Glossa

Pathological term names

This fixture stresses the longest-first rule, term-name characters that collide with the surrounding markup, and overlap cases where one term is a prefix of another.

Overlapping prefixes

The three Tier\* terms — Tier, Tier 1, and Tier 1 endpoint — must each occur in the prose without one shadowing another. When the walker sees "Tier 1 endpoint" in the text, the Tier 1 endpoint mark must win the race. A reader scanning down should see all three marks at the appropriate moments — "Tier" alone in one paragraph, "Tier 1" in another (without being absorbed by "Tier"), and "Tier 1 endpoint" in a third (without being absorbed by either shorter form).

Similarly stop and stopword overlap. set and Set-Cookie overlap with case-sensitivity in play. key-value and key-value store overlap with whitespace boundary in play.
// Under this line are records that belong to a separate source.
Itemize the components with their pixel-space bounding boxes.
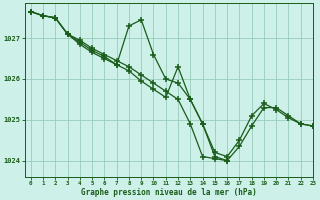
X-axis label: Graphe pression niveau de la mer (hPa): Graphe pression niveau de la mer (hPa) (81, 188, 257, 197)
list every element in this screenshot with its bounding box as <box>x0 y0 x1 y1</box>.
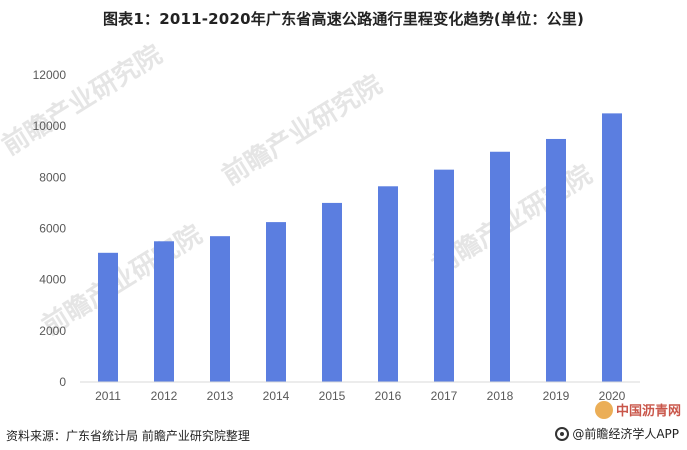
bar-2017 <box>434 169 454 382</box>
chart-title: 图表1：2011-2020年广东省高速公路通行里程变化趋势(单位：公里) <box>102 10 585 28</box>
y-tick-label: 6000 <box>39 222 66 236</box>
y-axis: 0 2000 4000 6000 8000 10000 12000 <box>33 68 67 389</box>
x-tick-label: 2011 <box>95 389 121 403</box>
source-note: 资料来源：广东省统计局 前瞻产业研究院整理 <box>6 429 250 443</box>
brand-logo-icon <box>555 426 570 441</box>
bar-2016 <box>378 186 398 382</box>
y-tick-label: 2000 <box>39 324 66 338</box>
bar-2018 <box>490 151 510 382</box>
stamp-logo: 中国沥青网 <box>594 400 681 419</box>
x-tick-label: 2017 <box>431 389 458 403</box>
y-tick-label: 10000 <box>33 119 67 133</box>
stamp-text: 中国沥青网 <box>615 404 681 419</box>
x-tick-label: 2016 <box>375 389 402 403</box>
brand-text: @前瞻经济学人APP <box>572 427 679 441</box>
bar-2011 <box>98 252 118 382</box>
y-tick-label: 8000 <box>39 170 66 184</box>
bars <box>98 113 622 382</box>
bar-2019 <box>546 138 566 382</box>
y-tick-label: 0 <box>59 375 66 389</box>
x-tick-label: 2013 <box>207 389 234 403</box>
x-tick-label: 2012 <box>151 389 178 403</box>
bar-2012 <box>154 241 174 382</box>
bar-2014 <box>266 222 286 382</box>
x-tick-label: 2018 <box>487 389 514 403</box>
x-tick-label: 2019 <box>543 389 570 403</box>
x-tick-label: 2014 <box>263 389 290 403</box>
x-tick-label: 2015 <box>319 389 346 403</box>
stamp-icon <box>594 400 613 419</box>
bar-2020 <box>602 113 622 382</box>
bar-2015 <box>322 202 342 382</box>
y-tick-label: 12000 <box>33 68 67 82</box>
x-axis: 2011 2012 2013 2014 2015 2016 2017 2018 2019 2020 <box>95 389 626 403</box>
brand-credit: @前瞻经济学人APP <box>555 425 679 442</box>
bar-2013 <box>210 236 230 382</box>
bar-chart: 0 2000 4000 6000 8000 10000 12000 2011 2012 2013… <box>33 68 640 403</box>
y-tick-label: 4000 <box>39 273 66 287</box>
x-tick-label: 2020 <box>599 389 626 403</box>
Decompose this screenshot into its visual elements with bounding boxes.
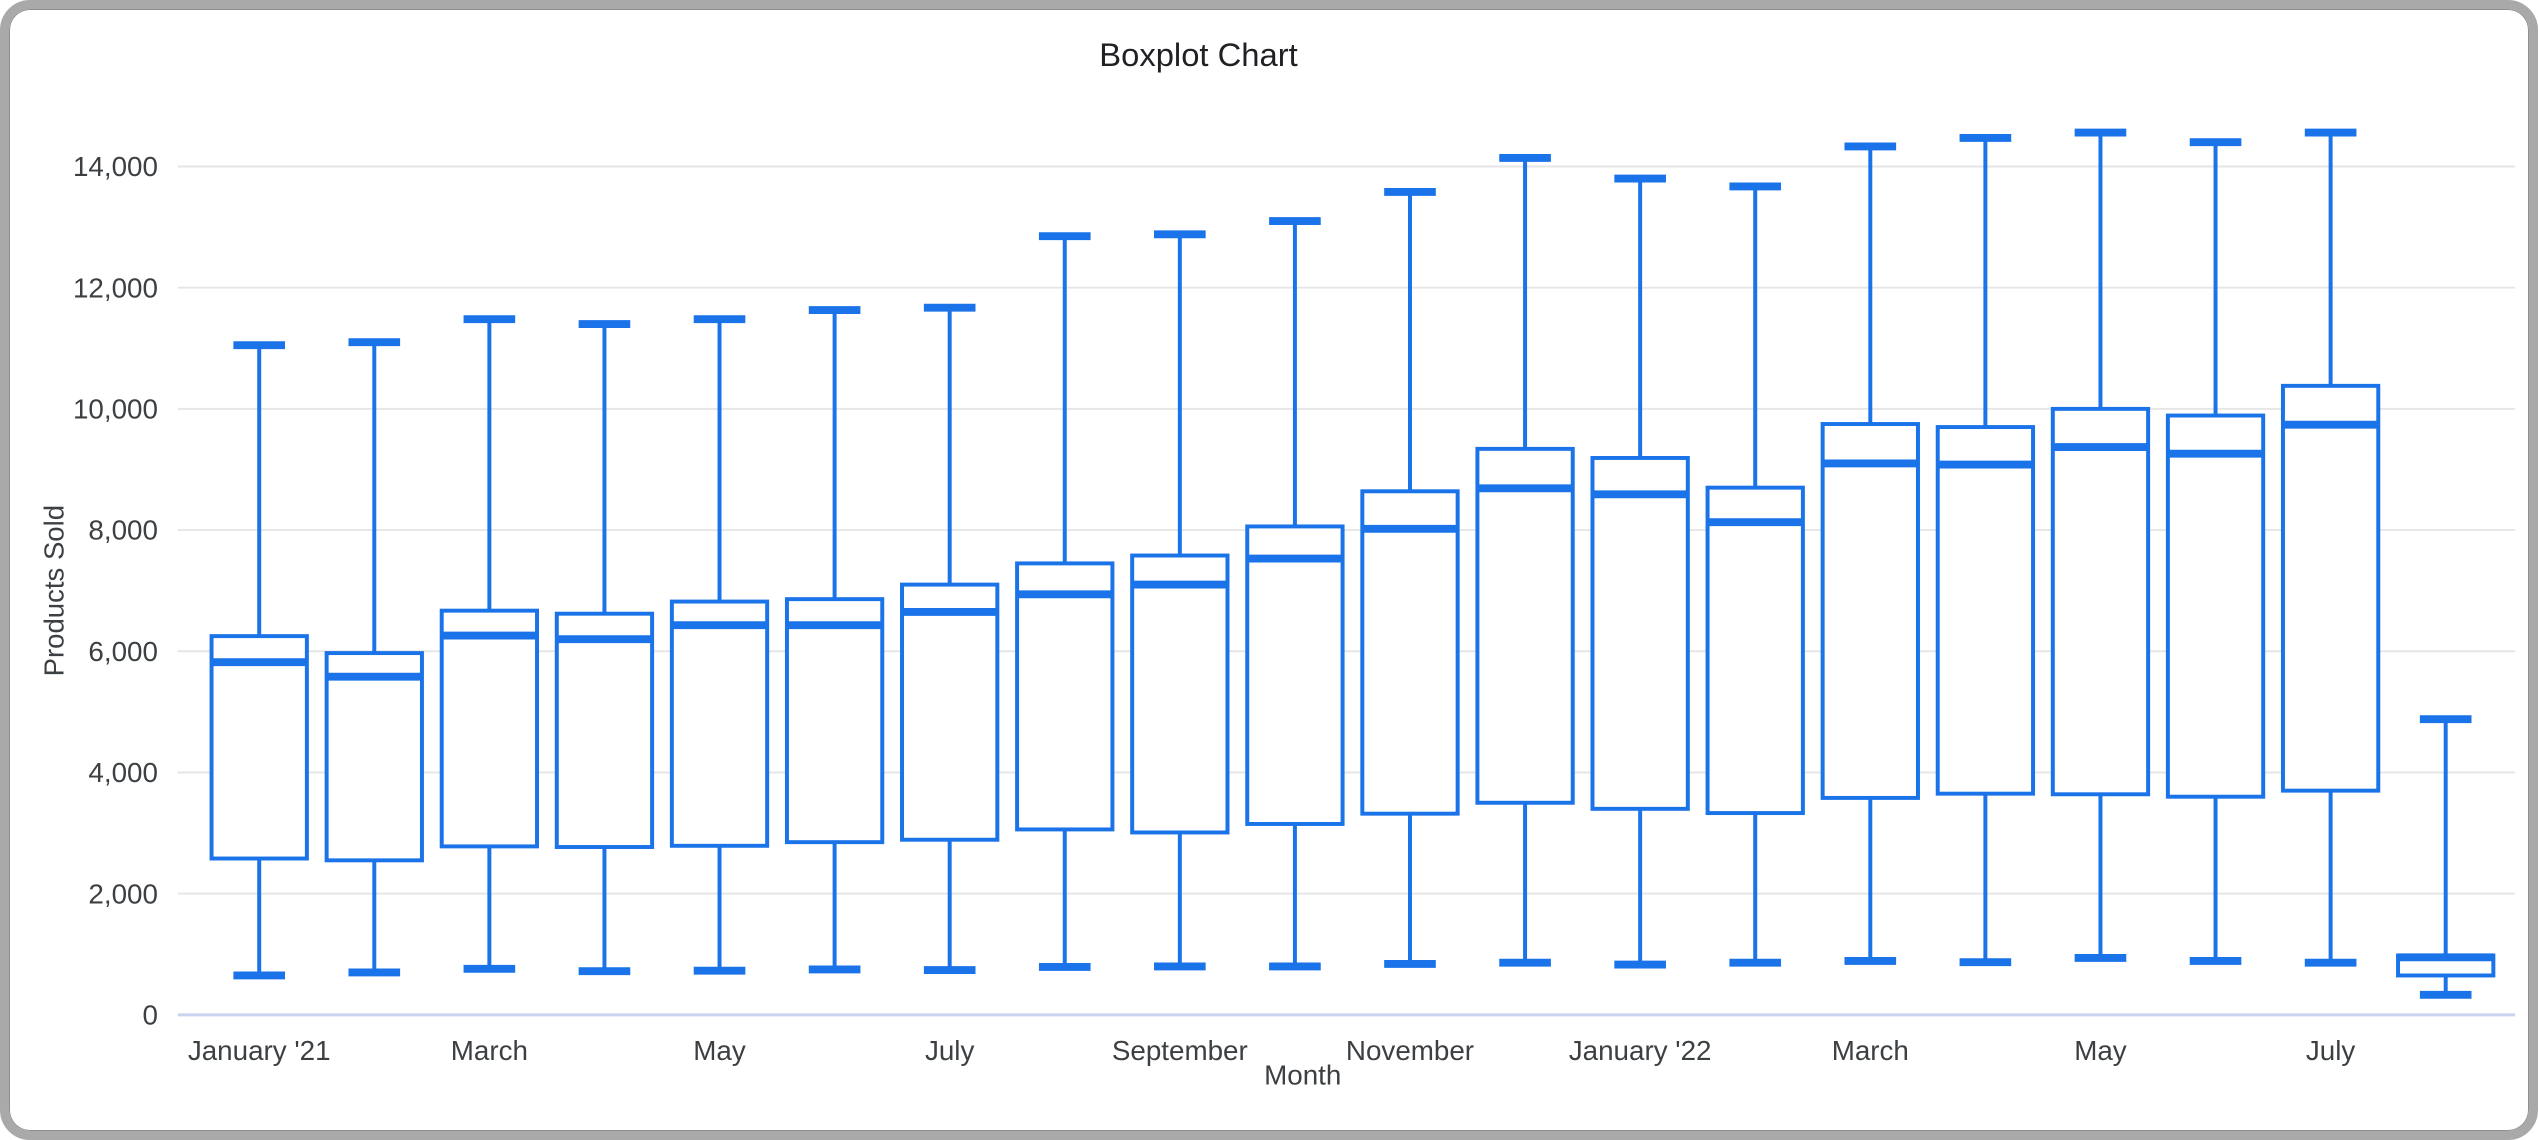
- x-tick-label: May: [693, 1035, 746, 1066]
- boxplot-series: [209, 128, 2496, 999]
- boxplot-february-21[interactable]: [324, 338, 424, 977]
- boxplot-august-22[interactable]: [2396, 715, 2496, 999]
- y-tick-label: 12,000: [73, 272, 158, 303]
- y-tick-label: 10,000: [73, 394, 158, 425]
- y-tick-label: 6,000: [88, 636, 158, 667]
- y-axis-tick-labels: 0 2,000 4,000 6,000 8,000 10,000 12,000 14,000: [73, 151, 158, 1030]
- boxplot-chart: 02,0004,0006,0008,00010,00012,00014,000 …: [38, 36, 2516, 1091]
- iqr-box: [2165, 413, 2266, 799]
- boxplot-february-22[interactable]: [1705, 182, 1805, 967]
- boxplot-march-21[interactable]: [439, 315, 540, 973]
- iqr-box: [1820, 422, 1920, 800]
- boxplot-october-21[interactable]: [1245, 217, 1345, 971]
- iqr-box: [784, 597, 885, 845]
- iqr-box: [1130, 553, 1230, 835]
- boxplot-january-21[interactable]: [209, 341, 309, 980]
- iqr-box: [900, 582, 1000, 842]
- boxplot-march-22[interactable]: [1820, 142, 1920, 965]
- boxplot-april-22[interactable]: [1935, 134, 2036, 967]
- boxplot-january-22[interactable]: [1590, 174, 1690, 969]
- iqr-box: [669, 599, 770, 848]
- iqr-box: [439, 608, 540, 849]
- iqr-box: [1475, 446, 1575, 805]
- y-tick-label: 2,000: [88, 878, 158, 909]
- y-tick-label: 14,000: [73, 151, 158, 182]
- y-tick-label: 8,000: [88, 515, 158, 546]
- gridlines: [177, 165, 2516, 1017]
- y-tick-label: 4,000: [88, 757, 158, 788]
- iqr-box: [2050, 406, 2151, 797]
- x-tick-label: January '22: [1569, 1035, 1712, 1066]
- y-axis-title: Products Sold: [38, 505, 69, 676]
- iqr-box: [1935, 425, 2036, 796]
- boxplot-april-21[interactable]: [554, 320, 655, 976]
- iqr-box: [1705, 485, 1805, 816]
- boxplot-june-22[interactable]: [2165, 138, 2266, 965]
- iqr-box: [1590, 455, 1690, 811]
- boxplot-may-22[interactable]: [2050, 128, 2151, 962]
- iqr-box: [1360, 489, 1460, 816]
- x-axis-title: Month: [1264, 1060, 1341, 1091]
- iqr-box: [2280, 383, 2381, 793]
- chart-title: Boxplot Chart: [1099, 36, 1297, 73]
- x-tick-label: May: [2074, 1035, 2127, 1066]
- x-axis-tick-labels: January '21 March May July September November…: [188, 1035, 2356, 1066]
- boxplot-august-21[interactable]: [1015, 232, 1115, 971]
- x-tick-label: July: [925, 1035, 975, 1066]
- iqr-box: [554, 611, 655, 849]
- iqr-box: [209, 634, 309, 861]
- x-tick-label: September: [1112, 1035, 1248, 1066]
- iqr-box: [1015, 561, 1115, 832]
- x-tick-label: March: [451, 1035, 528, 1066]
- iqr-box: [1245, 524, 1345, 826]
- iqr-box: [324, 651, 424, 863]
- x-tick-label: March: [1832, 1035, 1909, 1066]
- boxplot-september-21[interactable]: [1130, 230, 1230, 971]
- boxplot-november-21[interactable]: [1360, 187, 1460, 968]
- boxplot-july-21[interactable]: [900, 303, 1000, 974]
- x-tick-label: November: [1346, 1035, 1474, 1066]
- x-tick-label: July: [2306, 1035, 2356, 1066]
- x-tick-label: January '21: [188, 1035, 331, 1066]
- boxplot-december-21[interactable]: [1475, 154, 1575, 967]
- boxplot-july-22[interactable]: [2280, 128, 2381, 967]
- y-tick-label: 0: [142, 1000, 157, 1031]
- boxplot-june-21[interactable]: [784, 306, 885, 974]
- boxplot-may-21[interactable]: [669, 315, 770, 975]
JSON-RPC and JSON-RPC 2.0 overlap with version-suffix boundary in play. ML pipeline and ML pipeline v2 overlap with version-suffix.

A paragraph mentioning all of them: when you ship a key-value store backed by JSON-RPC 2.0, you'll want to stop the request at the edge if it carries a stopword, and you'll want to set the Set-Cookie header carefully. The ML pipeline v2 ingests this stream; the ML pipeline (the predecessor) does not. Tier 1 endpoint customers see the new pipeline; Tier 1 customers see the old one; Tier customers — that is, all customers in any tier — see nothing here.

Terms that collide with HTML element names

Two terms in this fixture are named after HTML elements: table and code.

The term table appears in prose like "the data table format" and "set the table". The walker must mark the word "table" in surrounding text without re-entering an actual <table> element. Below is an actual table that contains the word "table" in a cell — the cell text should still get marked, but only on its first wrap.

TypeNotes about the tableExample
flatThe table is a flat layout.rows × columns
nestedA table inside a table cell.not used in this fixture
emptyThe table has no rows.edge case

The term code appears in prose like "below is a code example" and "the code review process". A fenced code block follows; text inside the fence should NOT be marked (it's <code> content):


This is a code block. The word "code" appears here three times: code, code, code.
The walker should skip every word inside this fence.

Inline code with the word in it: the code variable holds a string. Inline <code> is also a no-mark zone.

After the code fence, prose resumes — "Now we are back to normal prose where the word code should be marked again."

Regex-meta and punctuation in term names

C# is a term with a # in it. F' has an apostrophe. The walker's regex builder must escape these characters when constructing the pattern. Naive concatenation produces broken regexes that either fail to match or match too much.

In a sentence: developers writing C# bindings for the F' framework occasionally complain that the symbol C# clashes with the URL fragment syntax in MDX rendering.

Single-character terms

K is a single-character term. Single-character terms are dangerous — every K-shaped letter risks getting marked. The fixture deliberately puts K in many positions: K, k, Kk, kK, OK, KOA, KKK. Policy in plan/00_processor.md says the walker uses word-boundary matching for single-char terms; this fixture exercises that.

In a sentence: the constant K (uppercase only) is the cosine-similarity threshold. The lowercase k is just a letter. The word OK contains a K but is not the term K. KKK is three Ks but should mark three times if word-boundary policy allows.

Common English words as terms

data is a common English word. The fixture says "data" many times: the data ingestion pipeline, the data lake, your data is your data, what data does data hold? Marking every occurrence would drown the rail. Policy in plan/02reviewui.md says common-word terms get a "review needed" flag at extraction time but, once accepted, are marked normally. This fixture exercises the marking, not the flagging.

Hyphenated and version-suffixed names

JSON-RPC vs JSON-RPC 2.0. ML pipeline vs ML pipeline v2. key-value vs key-value store. stop vs stopword. These pairs each test that the longer form beats the shorter form when both are candidates at the same text position.

ASCII art and verbatim content

ASCII art appears in this paragraph. It also appears inside a fenced block below, where it should NOT be marked:


ASCII art is fun: ___
                 /   \   ASCII art
                 \___/

After the fence, ASCII art prose resumes and should mark again.

Density wrap-up

This fixture is short on word count but heavy on adversarial term-name patterns. The 20 terms in the glossary should each get at least one mark in the post-hydration DOM. The expectedTerms array in manifest.json lists them by id; the assertion suite walks the rail rows and confirms each id is present with at least one matched <mark> in the prose.